BackgroundNeuroblastoma (NB) is the most common extracranial pediatric solid tumor, and the prognosis of high-risk patients remains poor, while early diagnosis is still challenging. Although PANoptosis plays an important role in tumor development and progression, its role in NB has not been systematically investigated.MethodsGSE49710 (n = 498) was used as the training cohort, providing transcriptomic profiles and clinical annotations.

Patients were stratified by Children’s Oncology Group (COG) risk classification. PANoptosis core genes were defined as the intersection between differentially expressed genes (DEGs) associated with COG risk and a curated PANoptosis gene set.

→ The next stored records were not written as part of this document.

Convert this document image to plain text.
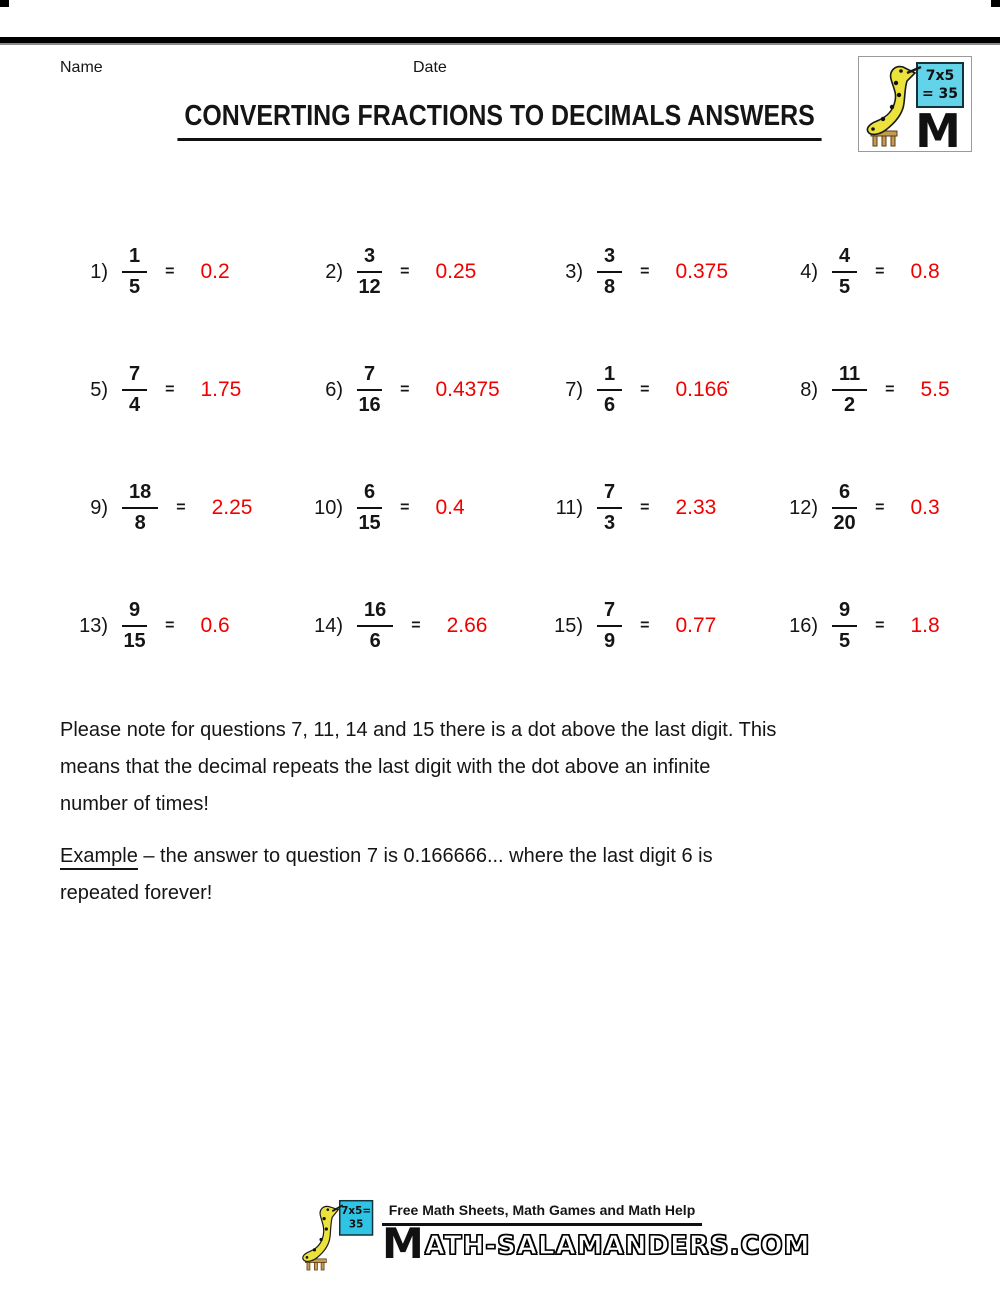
Name	Date	7x5
= 35
M
CONVERTING FRACTIONS TO DECIMALS ANSWERS
$1) \frac{1}{5} = 0.2$	$2) \frac{3}{12} = 0.25$	$3) \frac{3}{8} = 0.375$	$4) \frac{4}{5} = 0.8$
$5) \frac{7}{4} = 1.75$	$6) \frac{7}{16} = 0.4375$	$7) \frac{1}{6}$ = 0.166̇	$8) \frac{11}{2} = 5.5$
$9) \frac{18}{8} = 2.25$	$10) \frac{6}{15} = 0.4$	$11) \frac{7}{3} = 2.33$	$12) \frac{6}{20} = 0.3$
$13) \frac{9}{15} = 0.6$	$14) \frac{16}{6} = 2.66$	$15) \frac{7}{9} = 0.77$	$16) \frac{9}{5} = 1.8$
Please note for questions 7, 11, 14 and 15 there is a dot above the last digit. This
means that the decimal repeats the last digit with the dot above an infinite
number of times!
Example – the answer to question 7 is 0.166666... where the last digit 6 is
repeated forever!
7x5=
35
Free Math Sheets, Math Games and Math Help
M ATH-SALAMANDERS.COM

Based on those core genes, consensus clustering analysis stratified patients into PANoptosis-related clusters (PANclusters). Differential gene analysis, survival analysis, and gene set variation analysis (GSVA) in PANclusters were conducted subsequently.

Weighted gene co-expression network analysis (WGCNA) was applied to identify co-expression modules most strongly associated with PANclusters. Candidate genes were further subjected to Cox regression analysis and least absolute shrinkage and selection operator (LASSO) analyses to construct a prognostic model (NB index).